Here are some possibilities:

-Respond to the text personally:
I never had my house blown down by a wolf, but I have felt loss. For example, I once abandoned my favorite apartment. I left most of my furniture there, some clothes, even a television!

-Connect text to another book, a film, work of art, a comic or any other creation:
The Three Little Pigs reminds me of The Matrix. When the Wolf "huffed and puffed and blew his house down" he acted just as Morpheus did for Reeve's character. Suddenly, Reeves was without the security he once felt.

-Ask questions to later answer:

What might the grandmother represent? Why would the Wolf want to blow down the houses? How might I write a better ending? I would then maybe answer these questions in later blogs.

-Visual Vocabulary

Select the words you think it was important to define in the text. Match a picture to it on your blog post.

-Hyperlink

You might want to use the 21st century's answer to footnotes when you're talking about something that is not common knowledge. We'll do a demo of how to insert a hyperlink in class.

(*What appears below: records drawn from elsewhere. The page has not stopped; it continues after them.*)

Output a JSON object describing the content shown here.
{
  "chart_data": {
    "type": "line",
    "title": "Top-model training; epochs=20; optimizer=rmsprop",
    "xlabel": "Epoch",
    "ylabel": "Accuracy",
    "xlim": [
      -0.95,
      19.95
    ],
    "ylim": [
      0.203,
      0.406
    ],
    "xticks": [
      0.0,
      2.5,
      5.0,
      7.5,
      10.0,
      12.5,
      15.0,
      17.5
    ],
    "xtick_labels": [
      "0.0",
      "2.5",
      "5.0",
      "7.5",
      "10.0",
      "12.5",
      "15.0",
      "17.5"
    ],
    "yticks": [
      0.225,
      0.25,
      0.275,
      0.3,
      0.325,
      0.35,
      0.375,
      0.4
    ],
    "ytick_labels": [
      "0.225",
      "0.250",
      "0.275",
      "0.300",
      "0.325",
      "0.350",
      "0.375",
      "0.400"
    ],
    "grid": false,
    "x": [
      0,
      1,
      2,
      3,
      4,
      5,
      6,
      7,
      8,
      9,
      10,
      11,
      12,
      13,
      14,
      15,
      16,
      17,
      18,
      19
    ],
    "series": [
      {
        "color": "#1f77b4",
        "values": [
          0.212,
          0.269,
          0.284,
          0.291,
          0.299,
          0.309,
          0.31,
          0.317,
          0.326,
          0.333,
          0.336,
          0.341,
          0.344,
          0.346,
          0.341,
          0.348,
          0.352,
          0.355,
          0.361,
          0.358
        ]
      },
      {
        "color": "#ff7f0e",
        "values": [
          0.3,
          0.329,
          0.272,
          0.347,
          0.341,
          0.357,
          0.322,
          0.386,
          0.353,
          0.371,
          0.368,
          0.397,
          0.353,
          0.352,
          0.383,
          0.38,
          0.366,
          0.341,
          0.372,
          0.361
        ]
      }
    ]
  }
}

You may use any combination of these, or you can write your own type of entries. Let your reading guide your entries. Check StandardScore weekly for your reading blog grades starting next Friday.

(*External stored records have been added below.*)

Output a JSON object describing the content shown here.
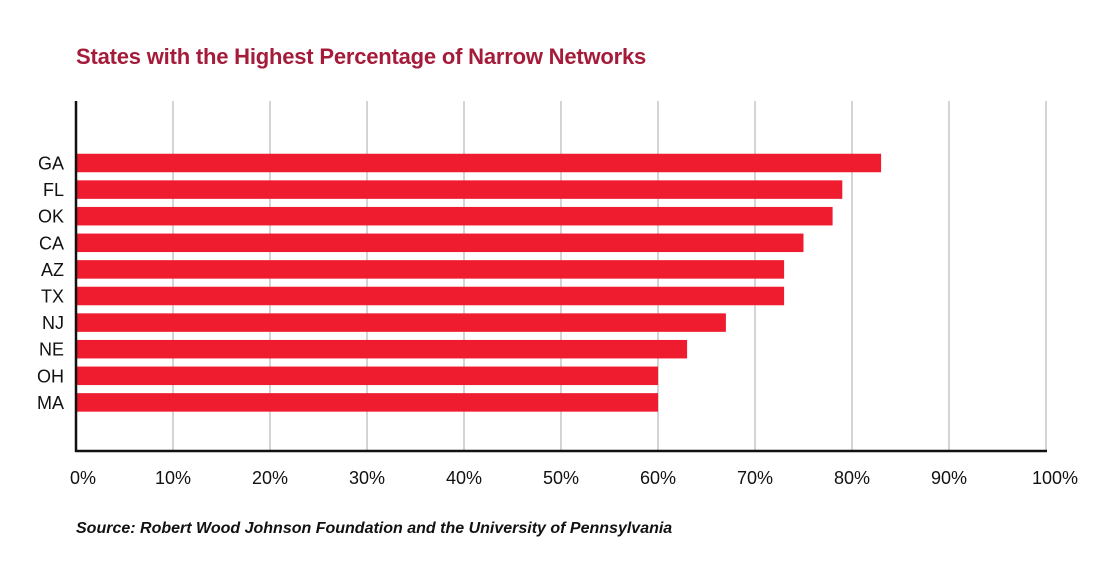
{
  "chart_data": {
    "type": "bar",
    "orientation": "horizontal",
    "title": "States with the Highest Percentage of Narrow Networks",
    "categories": [
      "GA",
      "FL",
      "OK",
      "CA",
      "AZ",
      "TX",
      "NJ",
      "NE",
      "OH",
      "MA"
    ],
    "values": [
      83,
      79,
      78,
      75,
      73,
      73,
      67,
      63,
      60,
      60
    ],
    "xlim": [
      0,
      100
    ],
    "xticks": [
      0,
      10,
      20,
      30,
      40,
      50,
      60,
      70,
      80,
      90,
      100
    ],
    "xtick_labels": [
      "0%",
      "10%",
      "20%",
      "30%",
      "40%",
      "50%",
      "60%",
      "70%",
      "80%",
      "90%",
      "100%"
    ],
    "grid": "vertical",
    "bar_color": "#ee1c2e",
    "title_color": "#a51c3a",
    "source": "Source: Robert Wood Johnson Foundation and the University of Pennsylvania"
  }
}
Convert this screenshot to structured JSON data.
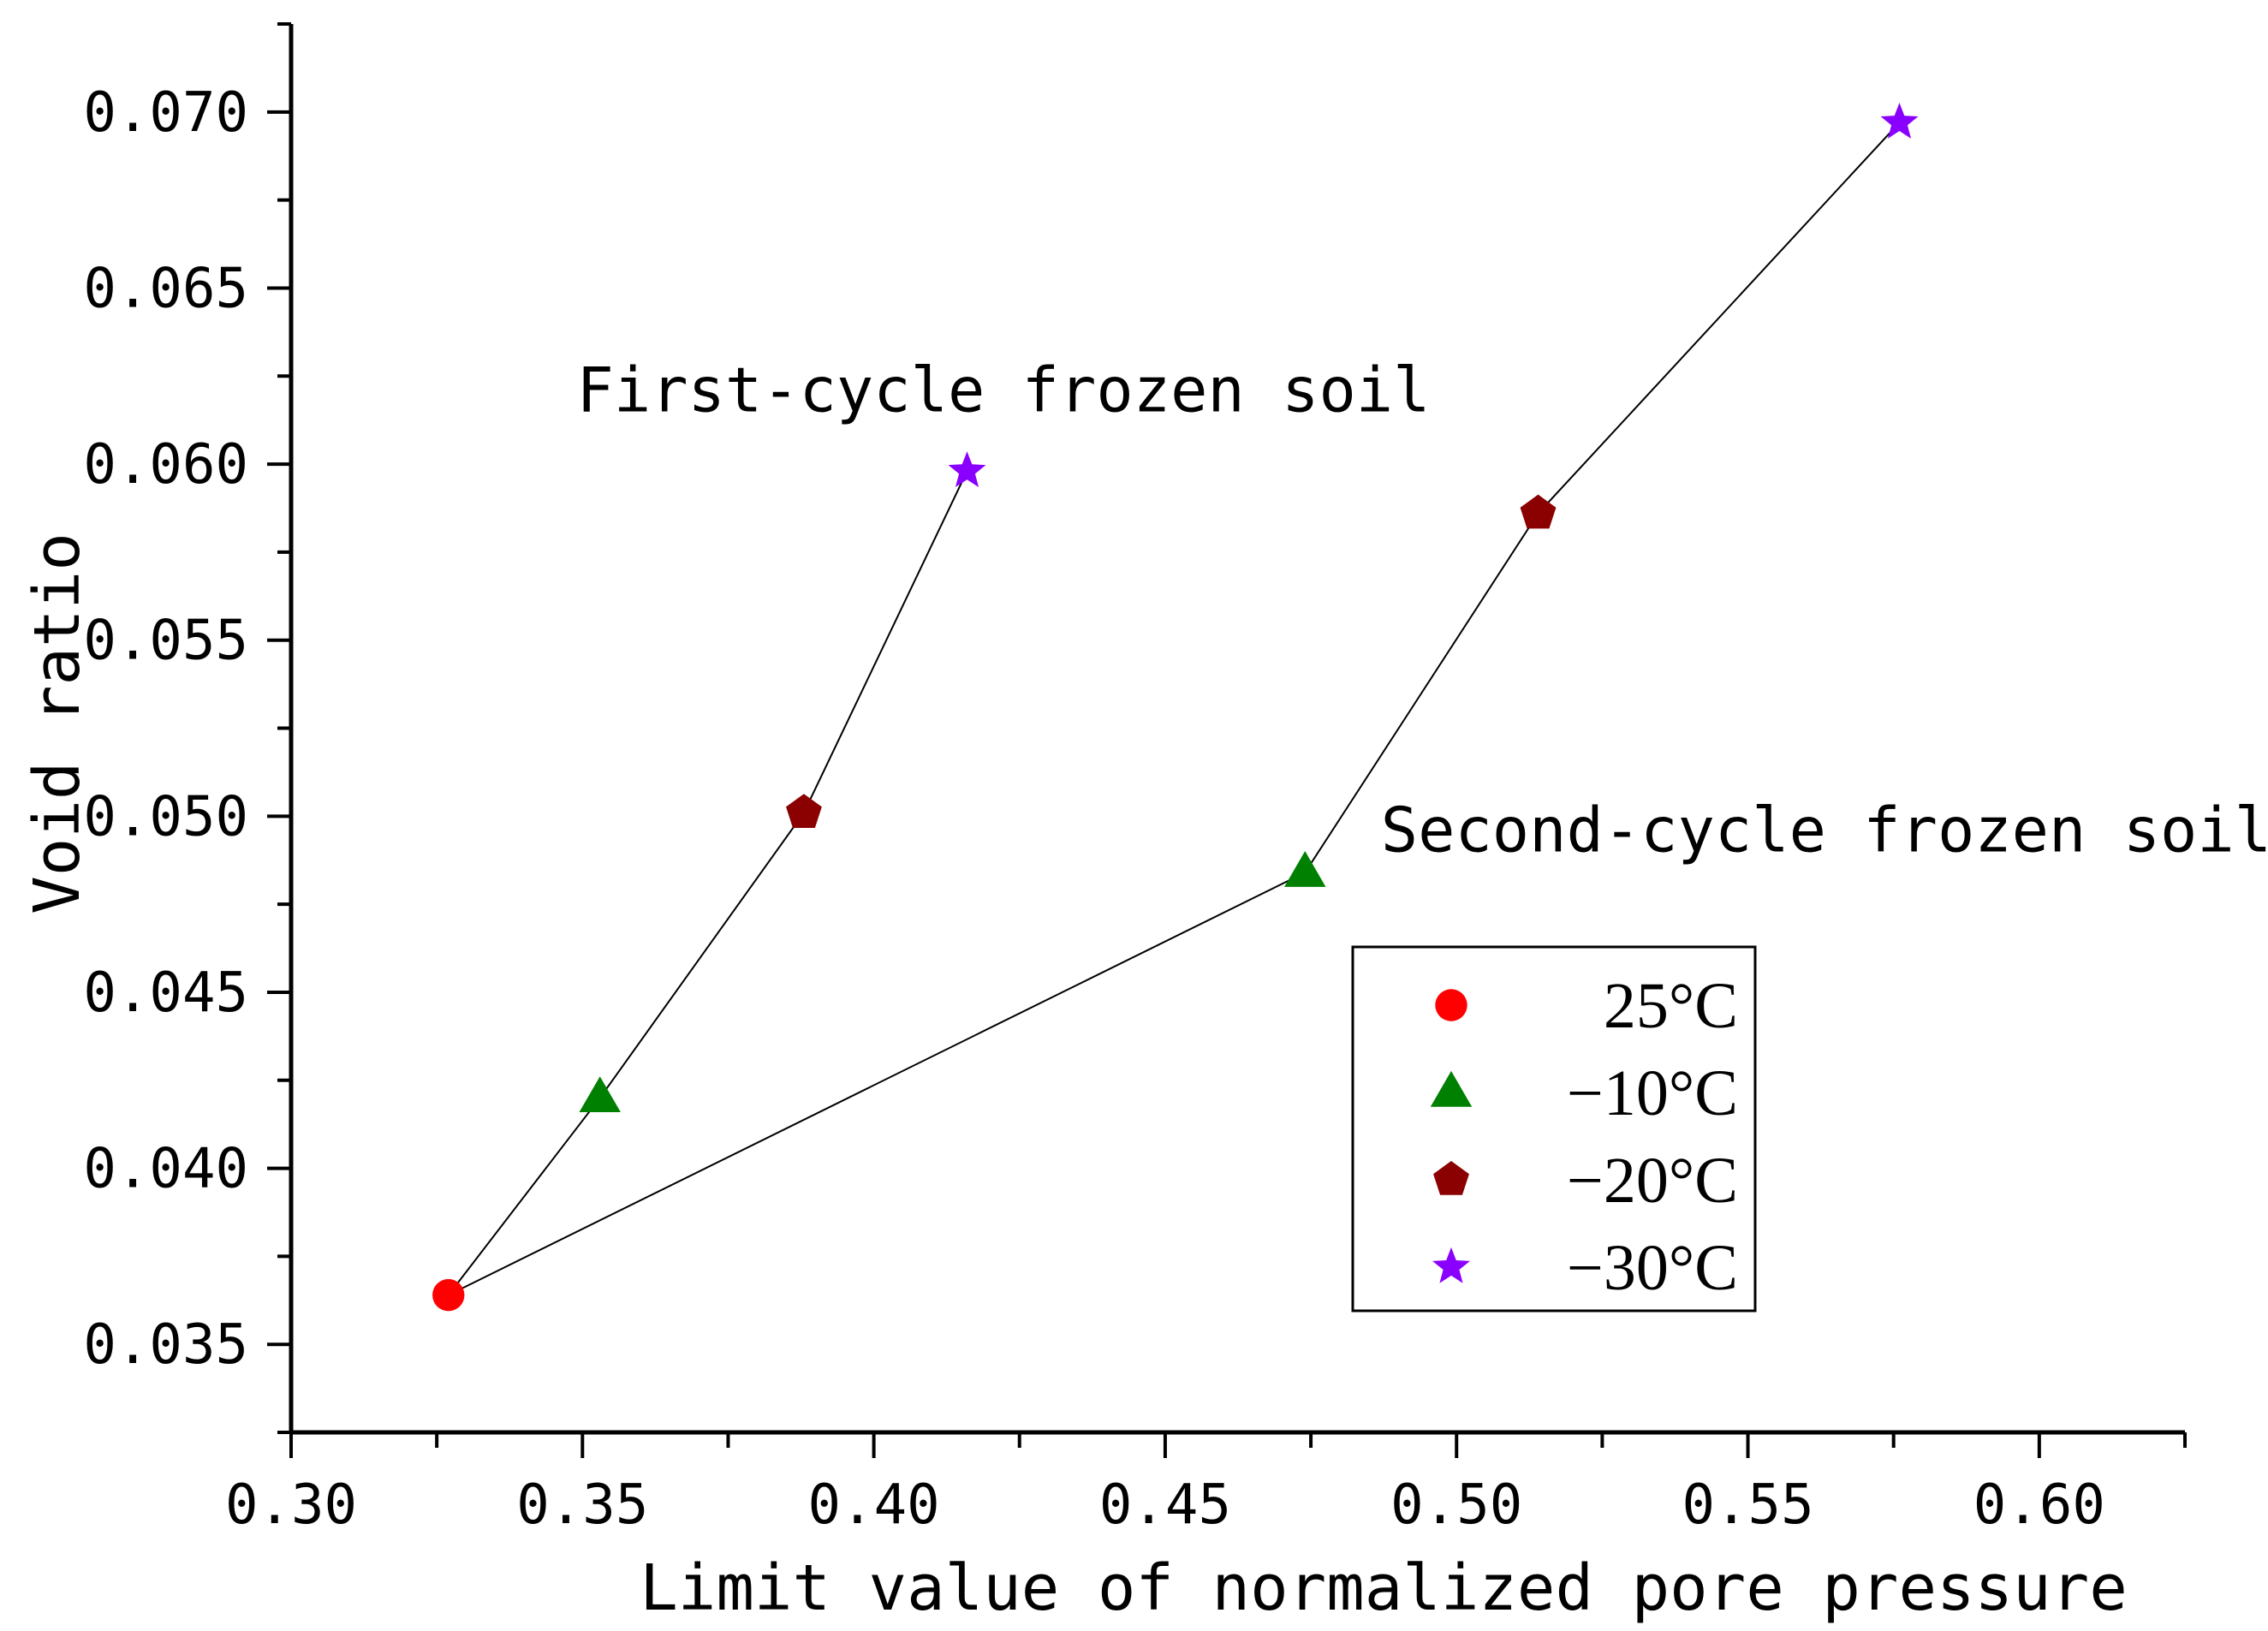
{
  "chart_data": {
    "type": "scatter",
    "xlabel": "Limit value of normalized pore pressure",
    "ylabel": "Void ratio",
    "xlim": [
      0.3,
      0.625
    ],
    "ylim": [
      0.0325,
      0.0725
    ],
    "x_ticks": [
      "0.30",
      "0.35",
      "0.40",
      "0.45",
      "0.50",
      "0.55",
      "0.60"
    ],
    "y_ticks": [
      "0.035",
      "0.040",
      "0.045",
      "0.050",
      "0.055",
      "0.060",
      "0.065",
      "0.070"
    ],
    "x_tick_values": [
      0.3,
      0.35,
      0.4,
      0.45,
      0.5,
      0.55,
      0.6
    ],
    "y_tick_values": [
      0.035,
      0.04,
      0.045,
      0.05,
      0.055,
      0.06,
      0.065,
      0.07
    ],
    "grid": false,
    "legend_position": "lower-right",
    "markers": {
      "25°C": {
        "shape": "circle",
        "color": "#ff0000"
      },
      "−10°C": {
        "shape": "triangle",
        "color": "#008000"
      },
      "−20°C": {
        "shape": "pentagon",
        "color": "#8b0000"
      },
      "−30°C": {
        "shape": "star",
        "color": "#8a00ff"
      }
    },
    "legend": [
      {
        "label": "25°C",
        "marker": "circle",
        "color": "#ff0000"
      },
      {
        "label": "−10°C",
        "marker": "triangle",
        "color": "#008000"
      },
      {
        "label": "−20°C",
        "marker": "pentagon",
        "color": "#8b0000"
      },
      {
        "label": "−30°C",
        "marker": "star",
        "color": "#8a00ff"
      }
    ],
    "series": [
      {
        "name": "First-cycle frozen soil",
        "points": [
          {
            "temp": "25°C",
            "x": 0.327,
            "y": 0.0364
          },
          {
            "temp": "−10°C",
            "x": 0.353,
            "y": 0.042
          },
          {
            "temp": "−20°C",
            "x": 0.388,
            "y": 0.0501
          },
          {
            "temp": "−30°C",
            "x": 0.416,
            "y": 0.0598
          }
        ]
      },
      {
        "name": "Second-cycle frozen soil",
        "points": [
          {
            "temp": "25°C",
            "x": 0.327,
            "y": 0.0364
          },
          {
            "temp": "−10°C",
            "x": 0.474,
            "y": 0.0484
          },
          {
            "temp": "−20°C",
            "x": 0.514,
            "y": 0.0586
          },
          {
            "temp": "−30°C",
            "x": 0.576,
            "y": 0.0697
          }
        ]
      }
    ],
    "annotations": [
      {
        "text": "First-cycle frozen soil",
        "x": 0.349,
        "y": 0.0615
      },
      {
        "text": "Second-cycle frozen soil",
        "x": 0.487,
        "y": 0.049
      }
    ]
  }
}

Write Your First Reading Blog by Wednesday

Watch "Migrations" by Dorian Merina and write one reading blog entry. Be sure to read the "What is a reading blog?" post before doing so. We'll read these in our next class.

Friday, August 20, 2010

What is a blog? Where do I get one?

For those of you in the pre-AP track, you already have blog accounts; you may skip to the last paragraph.

Go to blogger.com and open an account. Post your answers on your account.

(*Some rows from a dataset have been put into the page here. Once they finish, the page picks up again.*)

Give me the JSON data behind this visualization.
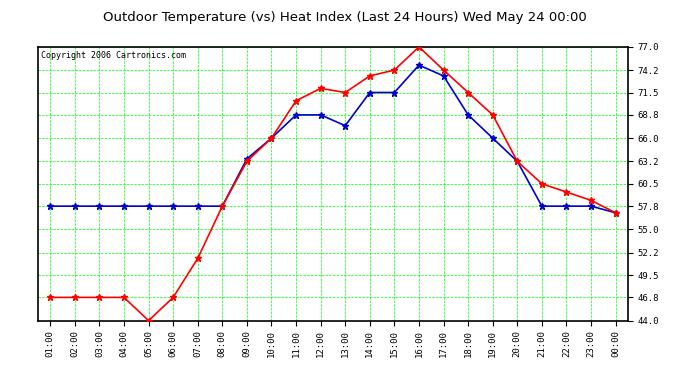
{
  "title": "Outdoor Temperature (vs) Heat Index (Last 24 Hours) Wed May 24 00:00",
  "copyright": "Copyright 2006 Cartronics.com",
  "x_labels": [
    "01:00",
    "02:00",
    "03:00",
    "04:00",
    "05:00",
    "06:00",
    "07:00",
    "08:00",
    "09:00",
    "10:00",
    "11:00",
    "12:00",
    "13:00",
    "14:00",
    "15:00",
    "16:00",
    "17:00",
    "18:00",
    "19:00",
    "20:00",
    "21:00",
    "22:00",
    "23:00",
    "00:00"
  ],
  "temp_values": [
    46.8,
    46.8,
    46.8,
    46.8,
    44.0,
    46.8,
    51.5,
    57.8,
    63.2,
    66.0,
    70.5,
    72.0,
    71.5,
    73.5,
    74.2,
    77.0,
    74.2,
    71.5,
    68.8,
    63.2,
    60.5,
    59.5,
    58.5,
    57.0
  ],
  "heat_values": [
    57.8,
    57.8,
    57.8,
    57.8,
    57.8,
    57.8,
    57.8,
    57.8,
    63.5,
    66.0,
    68.8,
    68.8,
    67.5,
    71.5,
    71.5,
    74.8,
    73.5,
    68.8,
    66.0,
    63.2,
    57.8,
    57.8,
    57.8,
    57.0
  ],
  "temp_color": "#ff0000",
  "heat_color": "#0000cc",
  "plot_bg": "#ffffff",
  "fig_bg": "#ffffff",
  "grid_color": "#00ff00",
  "border_color": "#000000",
  "title_color": "#000000",
  "copyright_color": "#000000",
  "ylim_min": 44.0,
  "ylim_max": 77.0,
  "yticks": [
    44.0,
    46.8,
    49.5,
    52.2,
    55.0,
    57.8,
    60.5,
    63.2,
    66.0,
    68.8,
    71.5,
    74.2,
    77.0
  ],
  "title_fontsize": 9.5,
  "copyright_fontsize": 6.0,
  "tick_fontsize": 6.5,
  "marker": "*",
  "markersize": 5,
  "linewidth": 1.2,
  "grid_linewidth": 0.5,
  "grid_linestyle": "--"
}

Start a blog for this class, appropriately and orginally titled, with your real (full) name. When you've completed that, comment on this post. I'll be able to keep tabs on your informal writing this way.

What is “Literature in Motion”?

When we talk about literature –something my AP English Literature class aspires to do – it is difficult to avoid the travel metaphors. We read literature to be "moved". We are "taken somewhere". We "get to the end" of the book. When we talk about life, something literature traditionally does, we can't help but talk about it as a journey, a ride, with a clear beginning and an inevitable end. Narrative, like life, is an act of motion and as such, moves, and surely they'll be a way from point A to point B. Chaucer's pilgrims walk; Don Quixote rides a horse; Anna Karenina hops a train; Gatsby drives a car. Characters in one way or another must move, and if they do not, they suffer. Hamlet is tortured by his inability to move, and at the same time in awe of Fortinbras' ability to travel great distances. Here we too we find the angsty center of the alienated characters of Modernity and Postmodernity. Gregory Samsa is limited to the movements of an insect. Vladimir and Estragon are stuck waiting for Godot. In each case, their immobility is at the center of their estrangement.

At first, I thought of this as a smart way to do a chronological survey of literature. Historically, modes of motion have been subjects of much discussion. How should one walk when on a pilgrimage? Who is entitled to riding a horse? Can a train ride change things? What makes a car different from other modes of transportation? In fact, modernity from its start coincides with motion. The oldest texts would be walking, then sailing, then equestrianism, followed by train travel, and so on. This was not the case. Beowulf - something in the end I decided not to teach- features sea travel just as Joseph Conrad's very Modern Heart of Darkness. Once I realized I could scrap historical coherency, I began to have fun creating my syllabus. A work with a hot air balloon? I had just read Richard Holmes' brilliant Age of Wonder, about the Romantic poets obsession with science. I could use Shelley's "To a Balloon Laden with Knowledge"? And why not explore the gondola, the central symbol and vehicle in A Death in Venice? Or analyze stillness and absence in Cormack McCarthy's The Road? Now I was getting somewhere.

As I´m still at the beginning of the semester, I don't know how well this will work. We're still in the waiting room, listening for my row number, soon to embark. At least, I know the route now – more or less.